There is an increase in demand for quality data scientists everywhere, but a shortage has been seen and it will continue to rise, as per some studies. AutoML helps in building a team of Citizen Data Scientists who empower your organization through Machine Learning with the knowledge just for a particular use case.
AutoML platforms such as ANAI, handle your entire data science requirements without the need for a huge data science team.
ANAI’s over 150 plus data ingestion methods allow for integrating data sets from any data source and conducting pre-processing based on the type of data automatically. ANAI also helps understand the quality of the data by giving it a health score so that you can detect any issues within the data right at the start of a data science project.
ANAI assists you in building quick visualizations based on the type of data and the types of features it has. It gives a quick summary and insights from the data within a few clicks and performs exploratory data analysis with ease.
ANAI can produce a wide range of charts to get quick and insightful visualizations based on your particular use case.
Choosing the best ML model for your data science use case can be a challenging task and a decision that makes your project a success or a failure. ANAI’s over 450+ unique ML models give you the choice to select the right model based on your use case.
ANAI can also automatically train the right set of ML models on your data and give you the best-performing model to deploy in production.

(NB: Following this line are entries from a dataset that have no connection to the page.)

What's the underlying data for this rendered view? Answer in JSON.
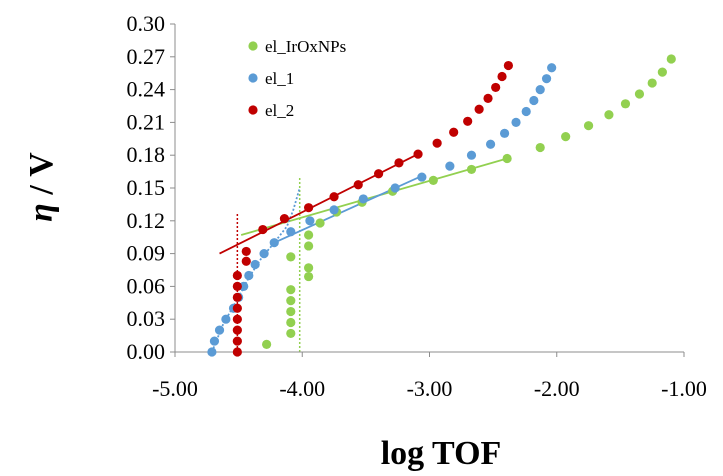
{
  "chart_data": {
    "type": "scatter",
    "xlabel": "log TOF",
    "ylabel_symbol": "η",
    "ylabel_unit": " / V",
    "xlim": [
      -5.0,
      -1.0
    ],
    "ylim": [
      0.0,
      0.3
    ],
    "xticks": [
      "-5.00",
      "-4.00",
      "-3.00",
      "-2.00",
      "-1.00"
    ],
    "yticks": [
      "0.00",
      "0.03",
      "0.06",
      "0.09",
      "0.12",
      "0.15",
      "0.18",
      "0.21",
      "0.24",
      "0.27",
      "0.30"
    ],
    "grid": false,
    "legend_position": "top-left",
    "series": [
      {
        "name": "el_IrOxNPs",
        "color": "#92d050",
        "points": [
          [
            -4.28,
            0.007
          ],
          [
            -4.09,
            0.017
          ],
          [
            -4.09,
            0.027
          ],
          [
            -4.09,
            0.037
          ],
          [
            -4.09,
            0.047
          ],
          [
            -4.09,
            0.057
          ],
          [
            -3.95,
            0.069
          ],
          [
            -3.95,
            0.077
          ],
          [
            -4.09,
            0.087
          ],
          [
            -3.95,
            0.097
          ],
          [
            -3.95,
            0.107
          ],
          [
            -3.86,
            0.118
          ],
          [
            -3.73,
            0.128
          ],
          [
            -3.53,
            0.137
          ],
          [
            -3.29,
            0.147
          ],
          [
            -2.97,
            0.157
          ],
          [
            -2.67,
            0.167
          ],
          [
            -2.39,
            0.177
          ],
          [
            -2.13,
            0.187
          ],
          [
            -1.93,
            0.197
          ],
          [
            -1.75,
            0.207
          ],
          [
            -1.59,
            0.217
          ],
          [
            -1.46,
            0.227
          ],
          [
            -1.35,
            0.236
          ],
          [
            -1.25,
            0.246
          ],
          [
            -1.17,
            0.256
          ],
          [
            -1.1,
            0.268
          ]
        ],
        "fit": {
          "type": "linear",
          "x1": -4.48,
          "y1": 0.107,
          "x2": -2.39,
          "y2": 0.177
        },
        "guide": {
          "x": -4.02,
          "y1": 0.0,
          "y2": 0.16
        }
      },
      {
        "name": "el_1",
        "color": "#5b9bd5",
        "points": [
          [
            -4.71,
            0.0
          ],
          [
            -4.69,
            0.01
          ],
          [
            -4.65,
            0.02
          ],
          [
            -4.6,
            0.03
          ],
          [
            -4.54,
            0.04
          ],
          [
            -4.5,
            0.05
          ],
          [
            -4.46,
            0.06
          ],
          [
            -4.42,
            0.07
          ],
          [
            -4.37,
            0.08
          ],
          [
            -4.3,
            0.09
          ],
          [
            -4.22,
            0.1
          ],
          [
            -4.09,
            0.11
          ],
          [
            -3.94,
            0.12
          ],
          [
            -3.75,
            0.13
          ],
          [
            -3.52,
            0.14
          ],
          [
            -3.27,
            0.15
          ],
          [
            -3.06,
            0.16
          ],
          [
            -2.84,
            0.17
          ],
          [
            -2.67,
            0.18
          ],
          [
            -2.52,
            0.19
          ],
          [
            -2.41,
            0.2
          ],
          [
            -2.32,
            0.21
          ],
          [
            -2.24,
            0.22
          ],
          [
            -2.18,
            0.23
          ],
          [
            -2.13,
            0.24
          ],
          [
            -2.08,
            0.25
          ],
          [
            -2.04,
            0.26
          ]
        ],
        "fit": {
          "type": "linear",
          "x1": -4.22,
          "y1": 0.1,
          "x2": -3.06,
          "y2": 0.161
        },
        "curve": [
          [
            -4.71,
            0.0
          ],
          [
            -4.62,
            0.026
          ],
          [
            -4.52,
            0.046
          ],
          [
            -4.42,
            0.068
          ],
          [
            -4.32,
            0.086
          ],
          [
            -4.22,
            0.1
          ],
          [
            -4.12,
            0.115
          ],
          [
            -4.07,
            0.13
          ],
          [
            -4.02,
            0.15
          ]
        ]
      },
      {
        "name": "el_2",
        "color": "#c00000",
        "points": [
          [
            -4.51,
            0.0
          ],
          [
            -4.51,
            0.01
          ],
          [
            -4.51,
            0.02
          ],
          [
            -4.51,
            0.03
          ],
          [
            -4.51,
            0.04
          ],
          [
            -4.51,
            0.05
          ],
          [
            -4.51,
            0.06
          ],
          [
            -4.51,
            0.07
          ],
          [
            -4.44,
            0.083
          ],
          [
            -4.44,
            0.092
          ],
          [
            -4.31,
            0.112
          ],
          [
            -4.14,
            0.122
          ],
          [
            -3.95,
            0.132
          ],
          [
            -3.75,
            0.142
          ],
          [
            -3.56,
            0.153
          ],
          [
            -3.4,
            0.163
          ],
          [
            -3.24,
            0.173
          ],
          [
            -3.09,
            0.181
          ],
          [
            -2.94,
            0.191
          ],
          [
            -2.81,
            0.201
          ],
          [
            -2.7,
            0.211
          ],
          [
            -2.61,
            0.222
          ],
          [
            -2.54,
            0.232
          ],
          [
            -2.48,
            0.242
          ],
          [
            -2.43,
            0.252
          ],
          [
            -2.38,
            0.262
          ]
        ],
        "fit": {
          "type": "linear",
          "x1": -4.65,
          "y1": 0.09,
          "x2": -3.09,
          "y2": 0.181
        },
        "guide": {
          "x": -4.51,
          "y1": 0.0,
          "y2": 0.128
        }
      }
    ]
  }
}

ANAI automatically selects the best hyperparameters for an ML model and gives out a trained model that is robust and accurate for the real world. It runs through hundreds of hyperparameters to conduct hyperparameter tuning that improves the performance of the model and validates it so that you receive a model that can be trusted and deployed with ease into the real world.
ANAI also allows you to get valid explanations of the model outcome using various XAI (explainable AI) techniques such as K-LIME and SHAP. These explanations will help you understand a model more deeply and build more trust in the model. This will provide transparency into your ML models and can help build user trust in your AI-based systems. ANAI’s XAI-based solutions can aid you in building AI systems that are more reliable, responsible, and fair.